From “Love Letter to the Future: A Book of the Land in Eight Acts”
act 1, scene 1: do you know what it means for our survival?
Fog spun into silk
on the knee of the comptroller,
propelled toward the crest of Ontario,
the old, faded star, steambreath onto the windshield.
To orient in the finest sense
of cackles, mute chrysanthemums,
funneling inordinate nakedness,
absorbed, absorbed, immediately absorbed.
Ohhhhhhhhhhhh,
we stay
limber,
each line
choreographed
from a tremendous mouthful
of swamp, skunk cabbage
brining at the jowls,
acquiesced to pestilence,
and exaggerated diffidence.
Do you know what it is to clamp your shell
an extra foot into the silt riverbank,
kissing the soles of passersby,
silky grains churning the earth over?
Makeshift ceremonial dances,
fine textiles culled from thrift store bins
display brightly-colored throats who feed
stacks of cash killed on recycled names.
There is a golden tapestry
on the berry-stained
bottom of Wealth Woman’s
basket of abalone.
Beneath it are the exhausted
faces of her babies
grown old in the length
of the inhale, and a facsimile
remains from all the cycles
spilled over, since nature
cannot acid wash, since
frizz canvassing the ozone
always carries over.
Geometry for days, countless days,
spin-cycled through a craftsman’s
circumpolar hands. There’s always
another grotto or chamber
where things dwell, they say.
Wandering skitterers we are,
the Northern Lights vacuum pried-open skulls.
We cover ourselves with hides and entrails,
overripe elderberries, looking to steal a moment
of letup from the glare. The limbs of the Old Ones
shunt aside bare toes, stripped solid
and indifferent as a bear’s den
or an ant’s apartment.
Don’t be so much in charge, the frogs say,
of coalescing wolverine trails
huddled in 60-million-year pellet tracks
when the wetlands dried out.
The way soaked, green corpuscles
rasp each other’s mouths and hands
braiding the woof of God’s mind,
that’s how it is, says
the giant rat’s captive wife.
Even if you can only faintly hear
the eighth narrative told in the corner
of the babbling wooden-slat house,
that is enough leftover hooligan grease
for the gods with killer whale ganglia.
Knuckles rasp proscenium floorboards,
splattering herring peck at scops owl’s waist,
spruce branch
lowered,
scrapes conglomerate bedrock.
Mother-in-law’s atonic hands lunge for stewed milt.
One can conclude it’s a virus
to plant burdensome layers
of topographic crust on self-renewing
limbs, like there was more to it
than rustling fingers at the end of the line.
All components must be in order,
or it’s an ulcer here, a bladder infection
there, a baked-out parking lot,
fizzing in trampled-over, chastened hairlines.

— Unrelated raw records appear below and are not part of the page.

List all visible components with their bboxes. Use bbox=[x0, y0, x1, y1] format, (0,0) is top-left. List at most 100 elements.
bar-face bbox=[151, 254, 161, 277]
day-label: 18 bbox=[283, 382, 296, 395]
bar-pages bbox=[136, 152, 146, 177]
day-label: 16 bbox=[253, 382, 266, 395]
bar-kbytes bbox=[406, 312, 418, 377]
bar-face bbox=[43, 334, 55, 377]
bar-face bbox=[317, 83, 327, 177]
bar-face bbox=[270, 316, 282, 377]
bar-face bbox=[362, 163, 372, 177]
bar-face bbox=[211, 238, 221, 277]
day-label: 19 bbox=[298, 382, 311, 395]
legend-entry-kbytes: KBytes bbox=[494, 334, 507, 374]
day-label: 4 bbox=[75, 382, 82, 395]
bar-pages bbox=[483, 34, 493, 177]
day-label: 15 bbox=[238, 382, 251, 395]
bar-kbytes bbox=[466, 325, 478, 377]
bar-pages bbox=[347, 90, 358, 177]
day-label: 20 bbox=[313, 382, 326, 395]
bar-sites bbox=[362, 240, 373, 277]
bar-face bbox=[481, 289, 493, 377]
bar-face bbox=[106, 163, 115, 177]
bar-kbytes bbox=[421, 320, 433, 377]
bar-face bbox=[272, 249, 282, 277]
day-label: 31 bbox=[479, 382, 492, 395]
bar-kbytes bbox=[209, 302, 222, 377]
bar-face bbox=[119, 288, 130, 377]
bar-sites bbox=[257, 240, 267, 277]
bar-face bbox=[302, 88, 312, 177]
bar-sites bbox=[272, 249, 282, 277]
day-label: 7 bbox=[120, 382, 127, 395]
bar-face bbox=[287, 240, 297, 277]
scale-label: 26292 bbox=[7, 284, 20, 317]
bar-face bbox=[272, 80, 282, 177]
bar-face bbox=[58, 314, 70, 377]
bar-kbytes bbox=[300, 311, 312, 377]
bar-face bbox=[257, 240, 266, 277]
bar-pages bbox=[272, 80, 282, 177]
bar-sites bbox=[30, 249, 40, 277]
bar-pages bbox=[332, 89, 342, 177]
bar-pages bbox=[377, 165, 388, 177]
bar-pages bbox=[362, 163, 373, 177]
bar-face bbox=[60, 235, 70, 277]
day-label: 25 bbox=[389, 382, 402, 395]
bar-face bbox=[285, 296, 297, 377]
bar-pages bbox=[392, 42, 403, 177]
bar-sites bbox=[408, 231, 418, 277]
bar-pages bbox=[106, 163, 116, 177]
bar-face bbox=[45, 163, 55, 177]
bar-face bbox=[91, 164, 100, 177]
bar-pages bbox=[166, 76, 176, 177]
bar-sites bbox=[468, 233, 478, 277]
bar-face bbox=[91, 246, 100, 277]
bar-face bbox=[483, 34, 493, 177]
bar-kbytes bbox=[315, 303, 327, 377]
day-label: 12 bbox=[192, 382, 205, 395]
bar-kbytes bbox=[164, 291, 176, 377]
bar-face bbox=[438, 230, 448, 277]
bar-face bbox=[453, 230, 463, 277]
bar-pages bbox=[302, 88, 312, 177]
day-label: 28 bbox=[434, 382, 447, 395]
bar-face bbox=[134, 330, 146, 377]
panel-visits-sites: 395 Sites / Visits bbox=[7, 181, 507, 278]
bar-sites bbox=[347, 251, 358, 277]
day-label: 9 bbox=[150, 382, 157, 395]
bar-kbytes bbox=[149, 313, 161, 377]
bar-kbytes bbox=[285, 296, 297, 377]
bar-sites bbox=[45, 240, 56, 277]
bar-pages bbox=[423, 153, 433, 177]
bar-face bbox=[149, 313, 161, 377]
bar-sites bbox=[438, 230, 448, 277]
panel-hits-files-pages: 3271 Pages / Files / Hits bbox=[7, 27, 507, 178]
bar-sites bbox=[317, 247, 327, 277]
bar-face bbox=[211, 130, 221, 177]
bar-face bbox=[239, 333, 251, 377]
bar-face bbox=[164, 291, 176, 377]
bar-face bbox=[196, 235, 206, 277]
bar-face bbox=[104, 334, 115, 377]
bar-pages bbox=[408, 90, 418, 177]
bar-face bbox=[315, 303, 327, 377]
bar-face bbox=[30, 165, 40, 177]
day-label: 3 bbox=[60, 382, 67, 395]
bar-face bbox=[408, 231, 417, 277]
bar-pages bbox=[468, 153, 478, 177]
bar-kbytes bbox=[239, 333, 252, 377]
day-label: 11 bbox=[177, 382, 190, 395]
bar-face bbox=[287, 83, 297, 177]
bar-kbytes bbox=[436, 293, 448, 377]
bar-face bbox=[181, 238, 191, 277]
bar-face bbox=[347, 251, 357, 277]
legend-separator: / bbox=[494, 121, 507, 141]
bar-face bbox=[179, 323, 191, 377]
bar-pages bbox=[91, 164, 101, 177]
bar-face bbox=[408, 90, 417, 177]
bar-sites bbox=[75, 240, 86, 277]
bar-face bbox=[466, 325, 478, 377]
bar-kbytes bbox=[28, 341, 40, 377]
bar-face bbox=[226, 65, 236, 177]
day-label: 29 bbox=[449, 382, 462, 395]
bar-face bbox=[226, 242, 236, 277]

Hold, hold, hold, hold in your palms
the Steller’s jay that beats its wings
on glaciers lying high and straight
over rivers slicing into cool nettles.
Sea lions suck up a quick breath, dive
and waft on the outskirts of ballerinas
who gyrate in like-mind
to classics bubbling up from Sedna’s citadels.
I’m here to show you what you can do
with this sandbar dialect,
says the humpback whale
and the goatsbeard moss, and the ore
of iron oxide in the shoreline cliff.
You must trust, she says,
your swimming blood, joints
lumbering in shadows, the dolphin
clicking out to you, far above ground.
And we should feed just as much as eat,
says the heart your body formed around.